Il apparaît derrière le château, le soleil, et c’est une récompense inestimable pour ceux qui arrivent au village à l’aube d’être fascinés par lui, avant même que le village ne s’anime, envahi par le parfum des croissants et du pain chaud, quelle étreinte douce et irrésistible, en ouverture de ce récital choral qui sent l’humanité et qui, ici plus qu’ailleurs, se nourrit de bavardages en dialecte, de football et de politique, du temps qu’il fait et des maux de la saison.
Tout cela se déroule dans un lieu dominé par la vision du château aragonais: non pas une toile de fond en papier mâché, bien que son image semble presque artefactuelle dans sa perfection, mais un protagoniste, là où la culture, la gastronomie et le vin se rejoignent dans un afflux à couper le souffle. On ne se lasse pas non plus de marcher le long de la longue jetée qui sépare la baie en deux, quand il y a de la brise d’un côté et que la mer ressemble à une table de l’autre. Et vice versa.
Il y a tant d’histoires dans cette baie. Des colonnes de dioxyde de carbone s’échappent des fonds marins, l’effet tourbillon est étonnant mais anticipe aussi, ici de manière très naturelle, ce que seront nos océans si nous n’agissons pas. En bas, il y a aussi l’ancienne Aenaria, excusez-moi si cela ne suffit pas : ses citoyens l’ont abandonnée à cause d’une catastrophe naturelle, peut-être un tsunami, et c’est une histoire étonnante que celle d’un groupe de pêcheurs qui ont commencé à redécouvrir les quais et les pièces de monnaie, concevant un avenir alternatif pour leurs enfants, des bateliers passionnés d’archéologie, qui a dit que ce n’était pas possible ?
Et encore : la tour Guevara, la petite église Sainte-Anne située entre les rochers, qui raconte les longues processions de parturientes en quête de grâce et qui a inspiré, qui sait, l’un des chefs-d’œuvre de la peinture de tous les temps, “L’île des morts” d’Arnold Böcklin. La vie et la mort, comme dans le cercle qui résume l’essence de toute chose : c’est en effet le théâtre de la fête de la mer sur les rochers de Sant’Anna, le 26 juillet de chaque année, avec des bateaux allégoriques qui défilent sur l’eau, révélant l’impulsion artistique de générations d’insulaires. Tout est né d’un jeu et d’une rivalité, les gozzetti en procession vers le Saint ont commencé à se défier dans une bataille de décorations : aujourd’hui, leur héritage est un événement d’envergure internationale.

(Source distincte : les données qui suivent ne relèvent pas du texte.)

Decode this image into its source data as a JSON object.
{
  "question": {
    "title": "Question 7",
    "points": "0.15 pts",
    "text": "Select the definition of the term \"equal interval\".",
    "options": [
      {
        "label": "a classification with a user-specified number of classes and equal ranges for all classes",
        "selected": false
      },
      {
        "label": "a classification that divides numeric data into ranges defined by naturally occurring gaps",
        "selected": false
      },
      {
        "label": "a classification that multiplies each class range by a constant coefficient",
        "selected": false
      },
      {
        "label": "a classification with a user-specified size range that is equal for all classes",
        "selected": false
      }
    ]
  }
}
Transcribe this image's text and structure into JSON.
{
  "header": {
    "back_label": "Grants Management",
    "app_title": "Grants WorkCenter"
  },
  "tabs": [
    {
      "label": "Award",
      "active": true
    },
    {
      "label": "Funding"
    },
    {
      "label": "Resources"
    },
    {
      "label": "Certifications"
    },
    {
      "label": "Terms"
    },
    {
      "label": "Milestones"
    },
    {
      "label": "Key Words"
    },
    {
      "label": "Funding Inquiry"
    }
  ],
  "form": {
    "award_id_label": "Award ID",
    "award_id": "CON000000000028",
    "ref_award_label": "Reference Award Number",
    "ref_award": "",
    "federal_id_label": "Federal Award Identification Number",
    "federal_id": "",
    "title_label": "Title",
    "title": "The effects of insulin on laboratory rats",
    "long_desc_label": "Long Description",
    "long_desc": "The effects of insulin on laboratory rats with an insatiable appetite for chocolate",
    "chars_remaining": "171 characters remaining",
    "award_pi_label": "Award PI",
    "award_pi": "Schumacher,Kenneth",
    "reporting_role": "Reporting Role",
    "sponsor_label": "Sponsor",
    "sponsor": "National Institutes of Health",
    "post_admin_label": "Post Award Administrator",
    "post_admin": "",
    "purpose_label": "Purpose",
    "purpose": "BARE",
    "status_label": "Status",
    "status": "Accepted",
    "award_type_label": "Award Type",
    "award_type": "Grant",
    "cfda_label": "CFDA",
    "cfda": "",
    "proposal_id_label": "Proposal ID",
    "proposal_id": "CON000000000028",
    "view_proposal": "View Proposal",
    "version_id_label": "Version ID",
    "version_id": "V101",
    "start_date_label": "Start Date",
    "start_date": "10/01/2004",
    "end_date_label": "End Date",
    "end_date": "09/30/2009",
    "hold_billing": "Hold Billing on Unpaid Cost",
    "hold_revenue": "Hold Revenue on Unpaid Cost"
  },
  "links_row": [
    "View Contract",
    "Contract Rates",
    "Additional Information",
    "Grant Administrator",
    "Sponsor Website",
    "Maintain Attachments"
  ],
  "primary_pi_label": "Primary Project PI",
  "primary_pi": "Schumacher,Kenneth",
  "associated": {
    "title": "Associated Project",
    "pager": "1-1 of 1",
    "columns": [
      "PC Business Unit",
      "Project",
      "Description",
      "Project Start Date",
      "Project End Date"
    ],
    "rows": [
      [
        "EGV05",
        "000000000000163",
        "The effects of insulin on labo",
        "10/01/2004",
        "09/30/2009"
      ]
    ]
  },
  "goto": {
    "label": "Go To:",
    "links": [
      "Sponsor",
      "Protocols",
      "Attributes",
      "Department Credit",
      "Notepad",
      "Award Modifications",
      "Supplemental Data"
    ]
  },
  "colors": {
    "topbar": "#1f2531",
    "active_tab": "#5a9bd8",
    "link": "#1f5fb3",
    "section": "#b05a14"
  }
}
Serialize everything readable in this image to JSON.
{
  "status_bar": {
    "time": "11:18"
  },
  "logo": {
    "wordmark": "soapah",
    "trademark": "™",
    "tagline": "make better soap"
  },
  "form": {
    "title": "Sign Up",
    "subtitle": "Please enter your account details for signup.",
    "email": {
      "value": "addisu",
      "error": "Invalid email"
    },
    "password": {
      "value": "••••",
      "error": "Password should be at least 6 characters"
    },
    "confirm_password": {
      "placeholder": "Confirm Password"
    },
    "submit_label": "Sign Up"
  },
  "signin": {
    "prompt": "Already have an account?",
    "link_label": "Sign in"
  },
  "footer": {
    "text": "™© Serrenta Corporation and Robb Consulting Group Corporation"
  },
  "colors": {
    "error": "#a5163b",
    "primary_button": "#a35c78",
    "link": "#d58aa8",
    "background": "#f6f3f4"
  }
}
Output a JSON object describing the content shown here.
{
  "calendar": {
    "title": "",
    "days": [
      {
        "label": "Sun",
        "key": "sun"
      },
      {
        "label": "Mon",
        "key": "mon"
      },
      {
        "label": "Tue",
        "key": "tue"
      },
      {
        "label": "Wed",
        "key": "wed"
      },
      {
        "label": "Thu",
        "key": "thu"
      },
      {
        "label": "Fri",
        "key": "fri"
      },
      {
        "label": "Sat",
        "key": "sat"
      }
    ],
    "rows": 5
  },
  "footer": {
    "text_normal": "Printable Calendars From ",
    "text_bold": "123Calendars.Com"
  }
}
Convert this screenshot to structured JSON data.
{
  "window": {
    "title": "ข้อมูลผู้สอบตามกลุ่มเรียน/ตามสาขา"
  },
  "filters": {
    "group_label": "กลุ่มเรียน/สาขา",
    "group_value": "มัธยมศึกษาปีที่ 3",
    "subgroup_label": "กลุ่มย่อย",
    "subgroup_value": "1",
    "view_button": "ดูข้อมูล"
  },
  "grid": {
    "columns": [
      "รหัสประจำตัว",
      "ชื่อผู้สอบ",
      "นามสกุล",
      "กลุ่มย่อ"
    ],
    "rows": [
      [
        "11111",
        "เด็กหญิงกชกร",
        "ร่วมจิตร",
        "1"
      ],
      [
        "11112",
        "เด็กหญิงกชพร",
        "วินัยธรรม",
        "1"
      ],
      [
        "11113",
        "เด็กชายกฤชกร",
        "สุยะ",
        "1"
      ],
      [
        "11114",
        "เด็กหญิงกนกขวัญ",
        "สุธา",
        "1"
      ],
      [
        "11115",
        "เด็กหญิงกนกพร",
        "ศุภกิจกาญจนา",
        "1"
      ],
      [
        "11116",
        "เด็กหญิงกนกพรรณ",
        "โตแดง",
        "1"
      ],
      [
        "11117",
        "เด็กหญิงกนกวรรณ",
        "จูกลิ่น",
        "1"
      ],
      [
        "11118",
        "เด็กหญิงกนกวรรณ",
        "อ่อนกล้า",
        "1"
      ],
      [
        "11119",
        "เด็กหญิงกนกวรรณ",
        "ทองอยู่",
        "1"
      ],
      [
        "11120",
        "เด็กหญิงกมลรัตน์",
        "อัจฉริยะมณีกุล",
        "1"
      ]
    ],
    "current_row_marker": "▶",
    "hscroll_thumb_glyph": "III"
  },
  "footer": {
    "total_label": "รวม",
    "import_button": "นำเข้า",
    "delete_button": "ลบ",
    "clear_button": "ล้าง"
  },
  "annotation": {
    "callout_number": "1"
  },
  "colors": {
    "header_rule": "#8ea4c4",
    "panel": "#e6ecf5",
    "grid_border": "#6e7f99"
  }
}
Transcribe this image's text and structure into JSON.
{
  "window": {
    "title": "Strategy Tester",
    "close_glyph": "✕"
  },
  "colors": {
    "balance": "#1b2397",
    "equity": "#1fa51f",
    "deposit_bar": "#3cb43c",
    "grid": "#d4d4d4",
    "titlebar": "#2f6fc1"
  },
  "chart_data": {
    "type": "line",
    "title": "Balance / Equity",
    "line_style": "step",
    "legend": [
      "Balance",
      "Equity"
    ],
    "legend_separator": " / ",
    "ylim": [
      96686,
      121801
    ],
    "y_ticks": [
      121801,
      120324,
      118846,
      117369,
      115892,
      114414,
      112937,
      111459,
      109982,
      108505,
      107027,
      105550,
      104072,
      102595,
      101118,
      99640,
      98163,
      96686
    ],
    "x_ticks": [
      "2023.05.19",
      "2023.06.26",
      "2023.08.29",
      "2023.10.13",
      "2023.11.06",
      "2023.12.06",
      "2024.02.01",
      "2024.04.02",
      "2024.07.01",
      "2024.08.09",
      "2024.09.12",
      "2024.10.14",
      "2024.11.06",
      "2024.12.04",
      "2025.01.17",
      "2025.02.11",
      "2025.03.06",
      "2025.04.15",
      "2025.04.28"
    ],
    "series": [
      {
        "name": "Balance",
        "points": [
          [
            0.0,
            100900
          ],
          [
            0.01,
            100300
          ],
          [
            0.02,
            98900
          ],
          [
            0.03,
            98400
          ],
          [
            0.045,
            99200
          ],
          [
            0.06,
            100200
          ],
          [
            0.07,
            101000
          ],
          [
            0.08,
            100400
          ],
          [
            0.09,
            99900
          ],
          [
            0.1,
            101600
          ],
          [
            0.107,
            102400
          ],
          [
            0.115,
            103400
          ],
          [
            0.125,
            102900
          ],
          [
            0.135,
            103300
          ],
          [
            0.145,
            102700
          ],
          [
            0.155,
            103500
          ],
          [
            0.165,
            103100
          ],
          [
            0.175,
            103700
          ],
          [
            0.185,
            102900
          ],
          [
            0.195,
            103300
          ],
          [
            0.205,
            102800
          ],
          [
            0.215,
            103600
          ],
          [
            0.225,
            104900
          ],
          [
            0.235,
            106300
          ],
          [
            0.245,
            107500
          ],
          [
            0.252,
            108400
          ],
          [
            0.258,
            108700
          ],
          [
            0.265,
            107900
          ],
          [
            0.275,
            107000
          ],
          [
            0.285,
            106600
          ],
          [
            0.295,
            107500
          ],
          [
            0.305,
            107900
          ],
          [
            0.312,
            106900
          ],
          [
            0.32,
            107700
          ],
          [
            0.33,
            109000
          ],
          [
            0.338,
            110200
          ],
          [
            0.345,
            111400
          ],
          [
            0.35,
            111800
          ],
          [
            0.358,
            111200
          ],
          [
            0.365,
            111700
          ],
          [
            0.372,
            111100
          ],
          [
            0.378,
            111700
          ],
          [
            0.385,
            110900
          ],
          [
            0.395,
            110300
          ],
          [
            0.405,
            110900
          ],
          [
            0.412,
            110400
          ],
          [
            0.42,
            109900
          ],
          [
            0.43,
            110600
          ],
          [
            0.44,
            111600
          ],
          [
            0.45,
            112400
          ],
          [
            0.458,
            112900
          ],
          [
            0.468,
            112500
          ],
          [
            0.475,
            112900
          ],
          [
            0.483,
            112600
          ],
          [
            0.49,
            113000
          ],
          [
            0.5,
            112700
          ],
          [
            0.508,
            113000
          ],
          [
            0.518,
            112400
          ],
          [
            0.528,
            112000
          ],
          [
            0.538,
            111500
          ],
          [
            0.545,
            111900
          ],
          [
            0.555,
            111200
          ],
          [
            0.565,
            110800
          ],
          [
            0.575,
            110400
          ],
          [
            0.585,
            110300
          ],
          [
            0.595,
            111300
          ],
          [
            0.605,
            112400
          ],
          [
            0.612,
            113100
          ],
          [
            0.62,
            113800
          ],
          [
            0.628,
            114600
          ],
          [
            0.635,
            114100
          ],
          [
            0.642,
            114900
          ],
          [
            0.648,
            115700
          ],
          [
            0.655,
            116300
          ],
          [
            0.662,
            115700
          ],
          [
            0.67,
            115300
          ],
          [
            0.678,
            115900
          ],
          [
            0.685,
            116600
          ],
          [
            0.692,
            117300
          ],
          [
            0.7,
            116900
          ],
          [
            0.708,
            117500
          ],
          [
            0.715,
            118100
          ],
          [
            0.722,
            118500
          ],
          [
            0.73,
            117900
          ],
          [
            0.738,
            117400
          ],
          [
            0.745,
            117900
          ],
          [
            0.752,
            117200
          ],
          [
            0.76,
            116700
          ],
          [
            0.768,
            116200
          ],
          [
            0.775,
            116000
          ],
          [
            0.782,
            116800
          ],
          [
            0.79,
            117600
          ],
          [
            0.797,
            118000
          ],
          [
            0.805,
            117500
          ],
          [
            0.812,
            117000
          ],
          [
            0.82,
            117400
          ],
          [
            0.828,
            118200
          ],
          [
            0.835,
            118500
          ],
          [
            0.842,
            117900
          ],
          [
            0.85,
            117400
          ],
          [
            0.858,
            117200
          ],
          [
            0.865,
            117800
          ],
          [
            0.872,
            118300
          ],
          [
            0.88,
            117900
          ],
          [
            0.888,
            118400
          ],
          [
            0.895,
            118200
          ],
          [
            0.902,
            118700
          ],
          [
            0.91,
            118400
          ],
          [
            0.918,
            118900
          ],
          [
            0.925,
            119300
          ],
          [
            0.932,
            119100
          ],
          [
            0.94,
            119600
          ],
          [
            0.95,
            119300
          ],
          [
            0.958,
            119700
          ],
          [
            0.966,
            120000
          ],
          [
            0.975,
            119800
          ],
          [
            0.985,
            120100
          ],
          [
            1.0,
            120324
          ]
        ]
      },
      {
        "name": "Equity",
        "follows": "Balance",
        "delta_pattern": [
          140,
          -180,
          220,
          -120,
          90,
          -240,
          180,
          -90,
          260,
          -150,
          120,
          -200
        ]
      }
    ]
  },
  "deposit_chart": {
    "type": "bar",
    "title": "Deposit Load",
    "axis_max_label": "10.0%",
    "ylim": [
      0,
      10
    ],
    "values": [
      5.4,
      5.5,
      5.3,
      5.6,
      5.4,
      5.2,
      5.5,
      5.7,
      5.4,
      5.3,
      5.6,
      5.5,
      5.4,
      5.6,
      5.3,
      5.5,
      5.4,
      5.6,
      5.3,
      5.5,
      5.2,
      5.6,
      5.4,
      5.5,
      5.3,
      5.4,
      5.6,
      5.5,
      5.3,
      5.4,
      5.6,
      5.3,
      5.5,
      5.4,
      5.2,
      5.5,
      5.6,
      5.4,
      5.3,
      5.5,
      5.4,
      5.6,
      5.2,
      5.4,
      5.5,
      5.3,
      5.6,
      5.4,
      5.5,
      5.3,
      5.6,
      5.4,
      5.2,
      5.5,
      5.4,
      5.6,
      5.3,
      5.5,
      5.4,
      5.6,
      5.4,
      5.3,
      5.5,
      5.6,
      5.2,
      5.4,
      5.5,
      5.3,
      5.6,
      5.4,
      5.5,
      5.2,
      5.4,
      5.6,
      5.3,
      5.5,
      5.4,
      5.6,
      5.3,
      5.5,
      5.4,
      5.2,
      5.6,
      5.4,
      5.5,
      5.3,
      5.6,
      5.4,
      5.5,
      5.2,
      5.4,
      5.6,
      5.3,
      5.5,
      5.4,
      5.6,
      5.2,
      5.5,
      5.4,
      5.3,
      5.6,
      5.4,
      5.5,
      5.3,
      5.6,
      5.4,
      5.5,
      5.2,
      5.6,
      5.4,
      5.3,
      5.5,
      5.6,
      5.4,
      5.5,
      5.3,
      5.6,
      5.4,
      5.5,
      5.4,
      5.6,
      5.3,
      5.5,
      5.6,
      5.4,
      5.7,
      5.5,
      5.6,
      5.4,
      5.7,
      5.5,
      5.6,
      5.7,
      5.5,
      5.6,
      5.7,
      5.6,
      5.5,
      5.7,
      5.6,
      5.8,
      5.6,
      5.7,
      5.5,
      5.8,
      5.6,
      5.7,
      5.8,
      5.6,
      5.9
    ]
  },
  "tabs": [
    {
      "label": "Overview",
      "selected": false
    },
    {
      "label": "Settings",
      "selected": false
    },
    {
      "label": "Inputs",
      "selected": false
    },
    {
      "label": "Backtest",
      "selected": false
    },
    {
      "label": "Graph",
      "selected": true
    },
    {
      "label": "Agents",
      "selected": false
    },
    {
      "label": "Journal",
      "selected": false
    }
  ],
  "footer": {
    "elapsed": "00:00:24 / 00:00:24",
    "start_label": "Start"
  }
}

Mais Ischia Ponte ne vit pas seulement et pas tant dans l’effervescence de ses moments de participation populaire que dans l’irrésistible sincérité de ses silences hivernaux, interrompus par le sifflement du vent et le miaulement des chats, les engrenages grinçants des paniers qui évitent encore aux personnes âgées la peine des courses à porter à la main, sur les escaliers hérissés de bâtiments anciens qui révèlent aussi des histoires insoupçonnées. Il suffit de poser des questions, avec curiosité. Ischia Ponte ne déçoit jamais.